VocabularySoup (1)

It’s been great to see RDFa being picked up by web2.0 publishers like Digg and MySpace. You can use the RDFa Distiller to extract the RDFa from a given web page u by constructing a URI like:

http://www.w3.org/2007/08/pyRdfa/extract?format=turtle&uri=u

Which translates kind of nicely into a command line utility to add to your ~/bin:

#!/bin/sh
curl "http://www.w3.org/2007/08/pyRdfa/extract?format=turtle&uri=$1"

So with that little shell script in hand I can now look at the RDFa something like Yo La Tengo’s page on MySpace:

ed@rorty:~$ rdfa http://www.myspace.com/yolatengo

@prefix myspace: <http://x.myspacecdn.com/modules/sitesearch/static/rdf/profileschema.rdf#> .
@prefix rdf: <http://www.w3.org/1999/02/22-rdf-syntax-ns#> .
@prefix rdfs: <http://www.w3.org/2000/01/rdf-schema#> .
@prefix xhv: <http://www.w3.org/1999/xhtml/vocab#> .
@prefix xml: <http://www.w3.org/XML/1998/namespace> .
@prefix xsd: <http://www.w3.org/2001/XMLSchema#> .

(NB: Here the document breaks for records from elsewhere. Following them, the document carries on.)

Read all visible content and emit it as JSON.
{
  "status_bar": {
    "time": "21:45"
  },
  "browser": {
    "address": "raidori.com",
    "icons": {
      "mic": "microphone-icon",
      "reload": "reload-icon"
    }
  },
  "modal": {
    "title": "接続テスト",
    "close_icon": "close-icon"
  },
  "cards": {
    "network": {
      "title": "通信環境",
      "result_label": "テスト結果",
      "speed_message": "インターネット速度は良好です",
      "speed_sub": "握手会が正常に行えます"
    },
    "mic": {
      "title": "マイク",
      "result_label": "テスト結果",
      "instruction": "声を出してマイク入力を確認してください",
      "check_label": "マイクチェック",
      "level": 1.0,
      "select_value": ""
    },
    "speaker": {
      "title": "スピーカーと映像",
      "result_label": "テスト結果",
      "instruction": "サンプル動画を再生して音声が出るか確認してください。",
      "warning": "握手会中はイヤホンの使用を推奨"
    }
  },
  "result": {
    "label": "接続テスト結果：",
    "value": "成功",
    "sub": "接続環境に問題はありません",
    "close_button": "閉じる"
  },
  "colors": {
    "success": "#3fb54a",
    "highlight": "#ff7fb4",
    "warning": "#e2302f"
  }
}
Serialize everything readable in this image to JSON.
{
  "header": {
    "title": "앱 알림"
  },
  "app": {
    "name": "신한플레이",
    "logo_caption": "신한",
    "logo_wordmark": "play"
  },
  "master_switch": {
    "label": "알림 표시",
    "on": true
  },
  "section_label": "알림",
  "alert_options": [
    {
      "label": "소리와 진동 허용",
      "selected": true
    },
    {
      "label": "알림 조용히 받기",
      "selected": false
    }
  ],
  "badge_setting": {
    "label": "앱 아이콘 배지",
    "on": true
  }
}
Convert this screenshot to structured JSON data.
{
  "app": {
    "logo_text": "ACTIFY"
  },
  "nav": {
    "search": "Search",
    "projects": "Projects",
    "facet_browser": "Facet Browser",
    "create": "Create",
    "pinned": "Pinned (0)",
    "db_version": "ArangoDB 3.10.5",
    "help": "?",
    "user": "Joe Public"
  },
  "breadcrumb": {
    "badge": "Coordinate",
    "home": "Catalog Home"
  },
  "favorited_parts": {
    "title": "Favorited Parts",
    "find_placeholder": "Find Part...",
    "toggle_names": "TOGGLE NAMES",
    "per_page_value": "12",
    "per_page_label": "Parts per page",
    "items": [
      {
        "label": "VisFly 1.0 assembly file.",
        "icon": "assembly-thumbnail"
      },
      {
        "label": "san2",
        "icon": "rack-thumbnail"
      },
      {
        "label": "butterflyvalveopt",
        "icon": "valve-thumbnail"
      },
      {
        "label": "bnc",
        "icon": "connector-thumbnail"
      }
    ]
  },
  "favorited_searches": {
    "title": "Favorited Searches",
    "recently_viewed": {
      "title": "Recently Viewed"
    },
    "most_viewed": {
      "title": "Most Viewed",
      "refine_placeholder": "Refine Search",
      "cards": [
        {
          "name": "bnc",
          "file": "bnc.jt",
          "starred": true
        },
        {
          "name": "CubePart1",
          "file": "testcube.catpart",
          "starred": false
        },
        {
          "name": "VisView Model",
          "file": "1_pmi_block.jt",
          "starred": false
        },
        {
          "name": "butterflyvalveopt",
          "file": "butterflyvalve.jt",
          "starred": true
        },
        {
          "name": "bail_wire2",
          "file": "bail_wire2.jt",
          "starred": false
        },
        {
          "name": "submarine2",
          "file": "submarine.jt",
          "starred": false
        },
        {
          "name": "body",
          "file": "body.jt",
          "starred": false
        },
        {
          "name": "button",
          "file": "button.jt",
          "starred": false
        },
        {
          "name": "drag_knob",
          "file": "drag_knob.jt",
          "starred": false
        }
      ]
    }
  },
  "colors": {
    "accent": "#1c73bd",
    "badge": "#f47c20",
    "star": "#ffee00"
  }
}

<http://www.myspace.com/YO LA TENGO> a myspace:MusicProfile ;
     myspace:profileType "Music" .

<http://www.myspace.com/yolatengo> xhv:stylesheet
         <http://x.myspacecdn.com/modules/common/static/css/global_j03fjftp.css>,
         <http://x.myspacecdn.com/modules/common/static/css/header/profileheader008.css>,
         <http://x.myspacecdn.com/modules/common/static/css/myspace_jvtnwmp4.css>,
         <http://x.myspacecdn.com/modules/common/static/css/profile_adl4r-y8.css>,
         <http://x.myspacecdn.com/modules/profiles/static/css/musicv2_wo4zzzd-.css> ;
     myspace:addToFriends <http://friends.myspace.com/index.cfm?fuseaction=invite.addfriend_verify&friendID=91362837> ;
     myspace:friendCount "33993" ;
     myspace:headline "\"<b>YO LA TENGO IS MURDERING THE CLASSICS</b>\""^^rdf:XMLLiteral ;
     myspace:photo <http://viewmorepics.myspace.com/index.cfm?fuseaction=user.viewAlbums&friendID=91362837> ;
     myspace:sendMessage <http://messaging.myspace.com/index.cfm?fuseaction=mail.message&friendID=91362837&MyToken=62964687-f06b-4b8b-8227-ba97f133a029> ;
     myspace:viewPictures <http://viewmorepics.myspace.com/index.cfm?fuseaction=user.viewAlbums&friendID=91362837> .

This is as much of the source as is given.